Police, pompiers, télévisions, touristes: les hélicoptères sont omniprésents dans le ciel de Los Angeles mais restent un marché de niche pour les transports quotidiens, réservé à une poignée d’hommes d’affaires et de riches célébrités cherchant à éviter des routes saturées, comme le défunt basketteur Kobe Bryant.
« Ce n’est pas si courant car à Los Angeles, les gens adorent quand même leur voiture. C’est une question de moyens aussi: une machine comme (le Sikorsky S-76 de Kobe Bryant) c’est 4.000 dollars de l’heure environ, le pilote c’est au moins 100.000 dollars de salaire par an. Ce n’est pas à la portée de n’importe qui », explique à l’AFP Philippe Lesourd, pilote d’hélicoptère et instructeur qui exerce depuis 29 ans en Californie.
Ça va beaucoup plus vite
Hormis Kobe Bryant, la famille Kardashian et d’autres célébrités fortunées, « il y a aussi des businessmen qui le font car effectivement, ça va beaucoup plus vite », environ cinq à six fois plus que la voiture, surtout avec la circulation de Los Angeles, ajoute M. Lesourd.
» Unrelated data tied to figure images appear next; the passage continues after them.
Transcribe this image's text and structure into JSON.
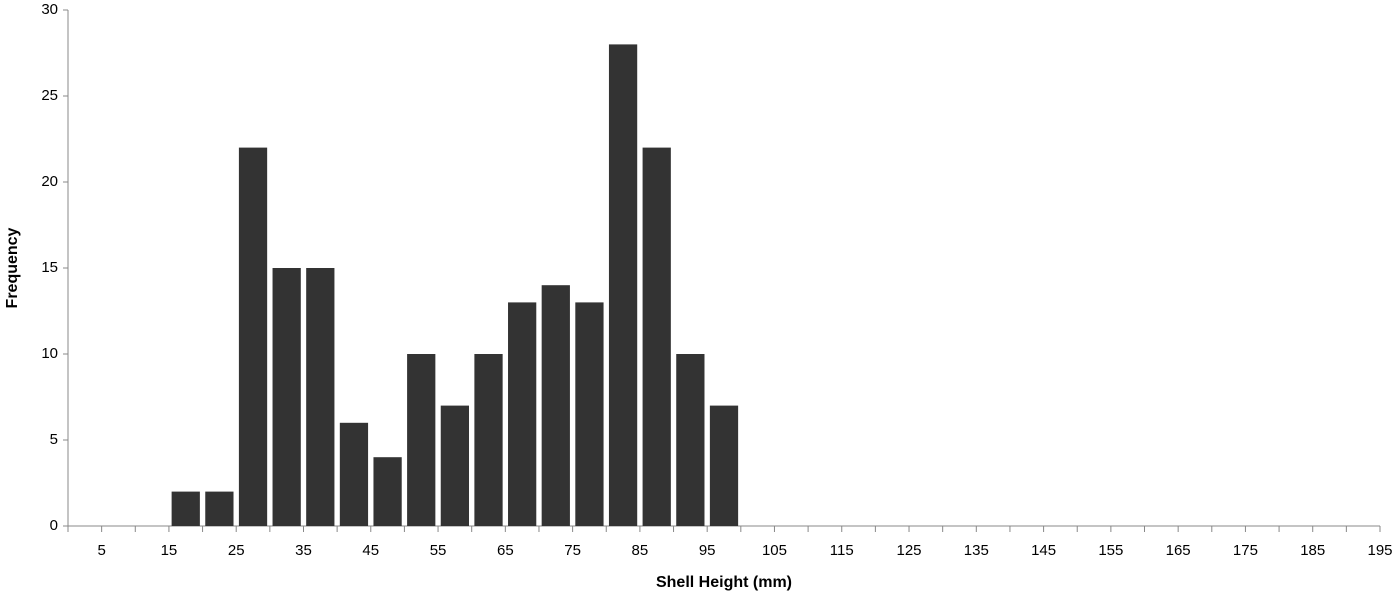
{
  "chart_data": {
    "type": "histogram",
    "x_label": "Shell Height (mm)",
    "y_label": "Frequency",
    "bins": [
      0,
      5,
      10,
      15,
      20,
      25,
      30,
      35,
      40,
      45,
      50,
      55,
      60,
      65,
      70,
      75,
      80,
      85,
      90,
      95,
      100,
      105,
      110,
      115,
      120,
      125,
      130,
      135,
      140,
      145,
      150,
      155,
      160,
      165,
      170,
      175,
      180,
      185,
      190,
      195
    ],
    "values": [
      0,
      0,
      0,
      2,
      2,
      22,
      15,
      15,
      6,
      4,
      10,
      7,
      10,
      13,
      14,
      13,
      28,
      22,
      10,
      7,
      0,
      0,
      0,
      0,
      0,
      0,
      0,
      0,
      0,
      0,
      0,
      0,
      0,
      0,
      0,
      0,
      0,
      0,
      0
    ],
    "color": "#333333",
    "xlim": [
      0,
      195
    ],
    "xticks": [
      5,
      15,
      25,
      35,
      45,
      55,
      65,
      75,
      85,
      95,
      105,
      115,
      125,
      135,
      145,
      155,
      165,
      175,
      185,
      195
    ],
    "ylim": [
      0,
      30
    ],
    "yticks": [
      0,
      5,
      10,
      15,
      20,
      25,
      30
    ]
  }
}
La star de la NBA avait commencé à s’intéresser aux hélicoptères privés vers 2006, séduit par l’idée de pouvoir accompagner ses filles à l’école le matin, de s’envoler vers son stade dans le centre de Los Angeles pour les entraînements, et d’être rentré à temps pour la sortie des classes à Newport Beach, à environ 60 km plus au sud.
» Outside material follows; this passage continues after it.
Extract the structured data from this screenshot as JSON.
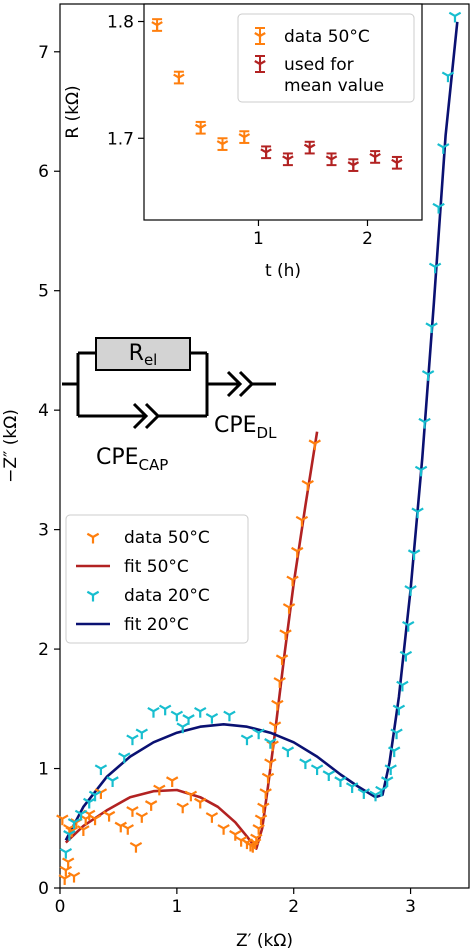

Le parcours nécessitait seulement quinze minutes en hélicoptère, contre au moins deux heures en voiture aux heures de pointe.
« Sans sacrifier le temps passé en famille »
« J’ai dû trouver une solution pour pouvoir m’entraîner et me consacrer à mon travail sans sacrifier le temps passé en famille », avait dit le joueur des Lakers
Après sa retraite en 2016, il avait continué à louer un appareil privé et les services d’un pilote pour ses déplacements.
Le basketteur se trouvait dimanche matin à bord de son hélicoptère habituel quand celui-ci s’est écrasé à flanc de colline près de Los Angeles. Huit autres personnes ont péri dans l’accident, dont sa fille de 13 ans que Kobe Bryant accompagnait à un match de basket.
La zone était plongée dans le brouillard
Les causes de la catastrophe n’ont pas encore été déterminées mais toute la zone était plongée dans le brouillard.
« Il aurait dû se dire +on prend la voiture+ ou s’arrêter quelque part et attendre deux heures que ça se lève », estime Philippe Lesourd.
Pour lui, l’explication la plus plausible est que le pilote de Kobe Bryant « est entré dans les nuages et c’est là qu’il a perdu le contrôle de l’appareil ».
« On appelle ça la désorientation spatiale. C’est un phénomène qui est très connu, c’est-à-dire qu’il faut absolument avoir un point de référence au sol. Un hélicoptère c’est instable, pas comme une voiture ou un avion, il faut toujours le contrôler dans son altitude, de manière active. Quand vous êtes dans les nuages, votre cerveau ne sait plus où est le haut et le bas, comme quand on fait de la plongée », explique M. Lesourd.
Le pilote de Kobe Bryant expérimenté
Le pilote de Kobe Bryant devait être expérimenté car l’« air taxi » – le transport de passagers « à la demande » – nécessite un permis très spécifique et strict « comme une ligne aérienne », relève-t-il.
« Il faut déclarer les pilotes, des formations périodiques, que les pilotes suivent des programmes de dépistage de drogue », détaille Philippe Lesourd, pour qui peu de sociétés d’hélicoptères disposent de ce genre de certificats, même à Los Angeles.
« Ça reste une minorité parce qu’il n’y a pas tant de demande que ça. Les gens célèbres ont quand même plus souvent des chauffeurs de voitures que des pilotes », sourit-il.
Selon les statistiques par Etat disponibles, la Californie arrive en tête des accidents d’hélicoptères aux Etats-Unis, 177 recensés entre 2007 et 2016, soit environ 12% du total national (1.457).
L’hélicoptère est plus sûr en moyenne que l’avion dans ce pays, avec un taux d’accident mortel de 0,82 pour 100.000 heures de vol en 2019, soit 55 morts dans 24 accidents.
Mais d’après les chiffres du groupement pour la sécurité des hélicoptères, les vols privés sont de loin les plus mauvais élèves du lot. De 2009 à 2019, ils ont représenté seulement 3% des heures de vol mais 26% des accidents mortels sur la période.